Já há algum tempo circulava pelos corredores do Ninho o sentimento de que a sintonia entre o treinador e o elenco estava longe de ser a ideal. Não apenas no plano tático, com dificuldade em convencer os atletas com a sua metodologia. Embora seja considerado ótima pessoa, um autêntico 'boa praça', Dome teve pouca habilidade na gestão do grupo. Não que o relacionamento pessoal tenha sido ruim. Mas a pressa em tentar mudar o modelo de jogo do time multicampeão de 2019 para suas ideias incomodou e deixou o elenco exposto, principalmente nas derrotas para Atlético-GO e Independiente del Valle -EQU.

Além disso, as críticas à forma física do grupo também foram motivo de queixas internas e até externas. Arrascaeta, no banco de reservas no clássico contra o Botafogo, foi às redes sociais afirmar que estava 100% fisicamente e se contrapôs ao discurso do técnico . Rodadas depois, Gabigol saiu do banco de reservas, fez o gol da vitória contra o Fortaleza e recusou-se a conceder entrevistas na saída do campo, com cara de poucos amigos. Foi abraçado por Marcos Braz ainda no túnel, em uma tentativa de contornar a situação. O degaste foi inevitável.

Mas a temperatura aumentou mesmo na goleada de 5 a 0 sofrida para o Del Valle, em Quito. Houve uma divisão clara na diretoria sobre a continuidade, mas o departamento de futebol, responsável pela contratação, conseguiu contornar a situação diante da v itória sobre o Barcelona-EQU e o surto de COVID-19 , que enfraqueceu o elenco e deu um mínimo fôlego ao técnico.

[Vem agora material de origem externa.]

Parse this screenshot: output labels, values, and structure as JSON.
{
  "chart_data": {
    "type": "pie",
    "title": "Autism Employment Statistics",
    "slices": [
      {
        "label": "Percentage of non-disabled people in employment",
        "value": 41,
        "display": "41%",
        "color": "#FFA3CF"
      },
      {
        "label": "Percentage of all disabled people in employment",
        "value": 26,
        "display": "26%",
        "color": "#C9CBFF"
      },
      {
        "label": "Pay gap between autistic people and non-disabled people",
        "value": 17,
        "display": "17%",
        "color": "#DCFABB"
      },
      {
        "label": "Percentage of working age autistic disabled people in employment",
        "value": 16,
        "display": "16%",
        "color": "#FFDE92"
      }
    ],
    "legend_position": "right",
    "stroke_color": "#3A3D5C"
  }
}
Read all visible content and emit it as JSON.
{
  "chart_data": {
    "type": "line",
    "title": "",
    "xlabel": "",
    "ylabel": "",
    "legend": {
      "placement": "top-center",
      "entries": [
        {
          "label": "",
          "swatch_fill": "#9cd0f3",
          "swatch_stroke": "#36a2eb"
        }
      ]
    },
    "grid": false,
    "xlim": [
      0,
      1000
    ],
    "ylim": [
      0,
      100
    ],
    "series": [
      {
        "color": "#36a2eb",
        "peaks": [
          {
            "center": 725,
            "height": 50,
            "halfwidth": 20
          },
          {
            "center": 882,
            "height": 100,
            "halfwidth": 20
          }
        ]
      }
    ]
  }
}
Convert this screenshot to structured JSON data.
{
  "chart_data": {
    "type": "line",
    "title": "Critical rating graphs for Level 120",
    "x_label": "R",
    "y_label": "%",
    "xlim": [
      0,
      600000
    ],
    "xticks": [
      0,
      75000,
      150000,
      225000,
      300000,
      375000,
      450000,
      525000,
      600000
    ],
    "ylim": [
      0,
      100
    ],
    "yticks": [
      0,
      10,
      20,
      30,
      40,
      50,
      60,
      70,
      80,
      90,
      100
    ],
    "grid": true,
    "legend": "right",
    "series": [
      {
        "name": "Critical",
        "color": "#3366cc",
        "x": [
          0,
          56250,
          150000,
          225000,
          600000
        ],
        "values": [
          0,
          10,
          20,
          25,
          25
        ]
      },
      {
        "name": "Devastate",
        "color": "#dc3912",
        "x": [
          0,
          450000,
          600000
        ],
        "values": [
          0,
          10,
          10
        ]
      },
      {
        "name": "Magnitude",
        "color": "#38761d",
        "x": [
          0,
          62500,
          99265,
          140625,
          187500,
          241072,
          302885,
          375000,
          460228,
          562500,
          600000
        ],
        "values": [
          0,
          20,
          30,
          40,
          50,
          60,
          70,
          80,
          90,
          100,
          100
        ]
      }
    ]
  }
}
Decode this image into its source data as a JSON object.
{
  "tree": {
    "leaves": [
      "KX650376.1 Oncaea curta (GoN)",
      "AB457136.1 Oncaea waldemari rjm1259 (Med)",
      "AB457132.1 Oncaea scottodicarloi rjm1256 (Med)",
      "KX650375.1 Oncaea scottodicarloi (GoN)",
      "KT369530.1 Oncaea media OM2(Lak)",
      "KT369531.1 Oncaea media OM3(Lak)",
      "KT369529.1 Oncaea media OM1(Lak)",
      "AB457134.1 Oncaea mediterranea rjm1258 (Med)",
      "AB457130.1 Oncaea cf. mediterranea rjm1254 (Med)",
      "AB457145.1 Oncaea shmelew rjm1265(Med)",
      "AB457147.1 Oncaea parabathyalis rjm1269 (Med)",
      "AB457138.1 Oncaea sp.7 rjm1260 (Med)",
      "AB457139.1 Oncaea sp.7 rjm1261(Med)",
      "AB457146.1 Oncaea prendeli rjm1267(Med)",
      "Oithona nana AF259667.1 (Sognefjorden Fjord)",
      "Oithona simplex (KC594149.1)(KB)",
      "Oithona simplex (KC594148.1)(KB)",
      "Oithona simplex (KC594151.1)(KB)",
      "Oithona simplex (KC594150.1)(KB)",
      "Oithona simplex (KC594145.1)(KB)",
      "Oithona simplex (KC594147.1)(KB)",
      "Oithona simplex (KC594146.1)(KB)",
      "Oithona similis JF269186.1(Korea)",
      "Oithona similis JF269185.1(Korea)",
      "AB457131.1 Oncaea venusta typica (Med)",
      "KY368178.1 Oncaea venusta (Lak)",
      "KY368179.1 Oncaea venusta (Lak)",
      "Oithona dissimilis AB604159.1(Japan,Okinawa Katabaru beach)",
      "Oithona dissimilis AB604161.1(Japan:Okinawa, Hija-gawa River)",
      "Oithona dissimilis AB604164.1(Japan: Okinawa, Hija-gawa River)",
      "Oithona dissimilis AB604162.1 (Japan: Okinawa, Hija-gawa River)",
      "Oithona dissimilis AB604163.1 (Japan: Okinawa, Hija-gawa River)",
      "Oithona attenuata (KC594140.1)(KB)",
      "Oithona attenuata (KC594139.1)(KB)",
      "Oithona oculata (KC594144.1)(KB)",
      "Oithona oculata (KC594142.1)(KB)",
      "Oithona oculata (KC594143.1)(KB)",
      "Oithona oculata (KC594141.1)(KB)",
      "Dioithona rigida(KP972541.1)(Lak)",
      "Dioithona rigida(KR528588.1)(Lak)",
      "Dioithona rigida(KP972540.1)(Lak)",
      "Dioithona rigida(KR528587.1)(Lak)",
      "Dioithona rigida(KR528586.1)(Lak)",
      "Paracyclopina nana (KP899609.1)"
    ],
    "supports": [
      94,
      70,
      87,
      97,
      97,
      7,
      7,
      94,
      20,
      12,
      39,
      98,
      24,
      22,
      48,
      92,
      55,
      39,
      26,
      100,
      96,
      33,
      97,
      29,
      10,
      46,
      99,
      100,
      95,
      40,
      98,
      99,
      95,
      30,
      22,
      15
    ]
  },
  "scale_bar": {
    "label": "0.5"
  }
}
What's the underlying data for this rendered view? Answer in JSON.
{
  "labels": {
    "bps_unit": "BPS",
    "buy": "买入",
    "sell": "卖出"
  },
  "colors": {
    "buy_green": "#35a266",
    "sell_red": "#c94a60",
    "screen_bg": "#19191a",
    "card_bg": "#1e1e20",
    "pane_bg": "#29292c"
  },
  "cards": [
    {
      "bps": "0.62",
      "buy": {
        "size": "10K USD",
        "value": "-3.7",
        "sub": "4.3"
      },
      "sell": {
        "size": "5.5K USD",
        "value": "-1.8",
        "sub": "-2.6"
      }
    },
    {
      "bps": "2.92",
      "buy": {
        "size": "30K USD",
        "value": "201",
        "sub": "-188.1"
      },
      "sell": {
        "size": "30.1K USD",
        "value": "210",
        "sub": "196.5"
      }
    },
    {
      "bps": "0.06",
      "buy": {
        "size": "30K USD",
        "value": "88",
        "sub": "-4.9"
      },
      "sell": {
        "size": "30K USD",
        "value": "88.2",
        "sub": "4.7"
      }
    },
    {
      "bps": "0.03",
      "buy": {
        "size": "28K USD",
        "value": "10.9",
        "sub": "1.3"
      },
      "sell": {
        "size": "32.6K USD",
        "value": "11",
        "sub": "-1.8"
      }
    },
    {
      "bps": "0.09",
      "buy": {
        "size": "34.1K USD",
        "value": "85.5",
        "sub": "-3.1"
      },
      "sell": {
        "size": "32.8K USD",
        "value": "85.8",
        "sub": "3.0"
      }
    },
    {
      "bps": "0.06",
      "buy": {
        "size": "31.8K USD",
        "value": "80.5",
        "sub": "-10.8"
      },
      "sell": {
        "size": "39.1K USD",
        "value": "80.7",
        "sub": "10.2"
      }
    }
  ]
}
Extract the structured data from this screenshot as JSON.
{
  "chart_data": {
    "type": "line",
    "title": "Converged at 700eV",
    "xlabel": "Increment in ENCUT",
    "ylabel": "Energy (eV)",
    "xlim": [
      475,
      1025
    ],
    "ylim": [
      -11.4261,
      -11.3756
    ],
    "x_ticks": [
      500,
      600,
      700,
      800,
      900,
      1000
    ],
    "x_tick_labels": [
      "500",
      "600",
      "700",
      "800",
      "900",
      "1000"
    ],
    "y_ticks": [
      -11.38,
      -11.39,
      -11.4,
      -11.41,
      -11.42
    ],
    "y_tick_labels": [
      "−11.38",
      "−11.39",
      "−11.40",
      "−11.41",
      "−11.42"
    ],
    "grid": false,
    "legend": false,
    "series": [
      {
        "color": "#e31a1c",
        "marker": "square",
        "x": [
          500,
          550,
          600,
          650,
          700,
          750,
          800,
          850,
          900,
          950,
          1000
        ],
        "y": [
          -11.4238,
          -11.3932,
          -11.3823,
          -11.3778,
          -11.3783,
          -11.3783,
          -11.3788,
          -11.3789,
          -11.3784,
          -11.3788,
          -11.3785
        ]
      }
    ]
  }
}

A breve calmaria de 12 jogos de invencibilidade foi desfeita com a goleada sofrida para o São Paulo, no Maracanã . Não apenas pela derrota em si. Mas também à reação do técnico a questionamentos. Indagado sobre a fragilidade do sistema defensivo e sobre a dificuldade em vencer times do topo da tabela, Dome mostrou-se irritadiço e irônico nas respostas aos repórteres. A atitude foi considerada um desastre internamente e houve conversas com o treinador para explicar a necessidade de evitar combate aberto com a imprensa, principalmente diante de perguntas consideradas pertinentes. Defensor de Domènec, o vice de futebol, Marcos Braz, também foi um dos insatisfeitos com o tom da coletiva. A análise interna é de que o técnico chamou para si as críticas.

Após a goleada para o Atlético-MG, no domingo, o comandante permaneceu em conversas frequentes com o diretor de futebol, Bruno Spindel, e Braz, ainda no vestiário do Mineirão. A pressão já era imensa pela demissão. Domènec, no entanto, seguiu no cargo e voltou ao Rio de Janeiro com a delegação. Na manhã de segunda, ele comandou a atividade no CT rubro-negro.

Contra a demissão, pesavam dois fatores: a necessidade de já se ter planejado o passo seguinte, ou seja, contratar o substituto às vésperas de duelos por Copa do Brasil e Conmebol Libertadores , e o valor da multa em tempos de retração econômica com a pandemia. Certo é que depois de 26 jogos e exatos três meses após sua estreia, a era Domènec Torrent no Flamengo chegou ao fim de forma melancólica.